Design Smells
"Design smells … indicate violation of fundamental design principles and negatively impact design quality"
1 Common design smells
- Missing abstraction when clumps of data or encoded strings are used instead of creating an abstraction. Also known as "primitive obsession" and "data clumps".
- Multifaceted abstraction when an abstraction has multiple responsibilities assigned to it. Also known as "conceptualization abuse".
- Duplicate abstraction when two or more abstractions have identical names or implementation or both. Also known as "alternative classes with different interfaces" and "duplicate design artifacts".
- Deficient encapsulation when the declared accessibility of one or more members of an abstraction is more permissive than actually required. Also known as "hideable public attributes/methods".

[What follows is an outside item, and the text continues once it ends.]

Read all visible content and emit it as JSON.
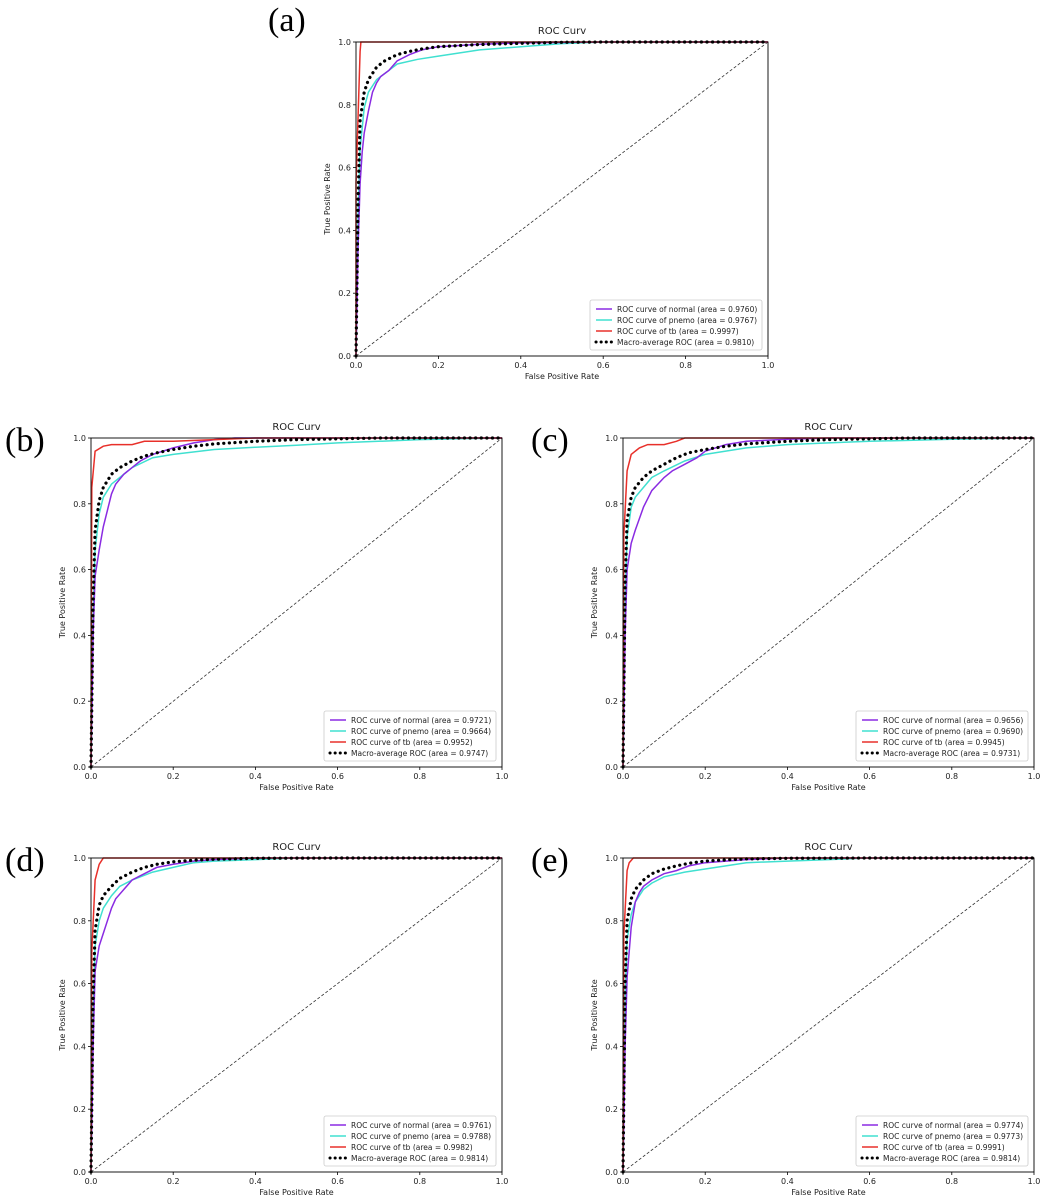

- Unexploited encapsulation when client code uses explicit type checks (using chained if-else or switch statements that check for the type of the object) instead of exploiting the variation in types already encapsulated within a hierarchy. Also known as "simulated polymorphism".
- Broken modularization when data and/or methods that ideally should have been localized into a single abstraction are separated and spread across multiple abstractions. Also known as "data class" and "data records".
- Insufficient modularization when an abstraction exists that has not been completely decomposed, and a further decomposition could reduce its size, implementation complexity, or both. Also known as "God class", "fat interface", and "blob class".
- Cyclically-dependent modularization when two or more abstractions depend on each other directly or indirectly (creating a tight coupling between the abstractions). Also known as "dependency cycles" and "cyclic dependencies".
- Unfactored hierarchy when there is unnecessary duplication among types in a hierarchy. Also known as "significant sibling duplication" and "orphan sibling method/attribute".
- Broken hierarchy when a supertype and its subtype conceptually do not share an “IS-A” relationship resulting in broken substitutability. Also known as "inappropriate use of inheritance" and "misapplying IS A".
- Cyclic hierarchy when a supertype in a hierarchy depends on any of its subtypes. Also known as "knows of derived" and "inheritance/reference cycles".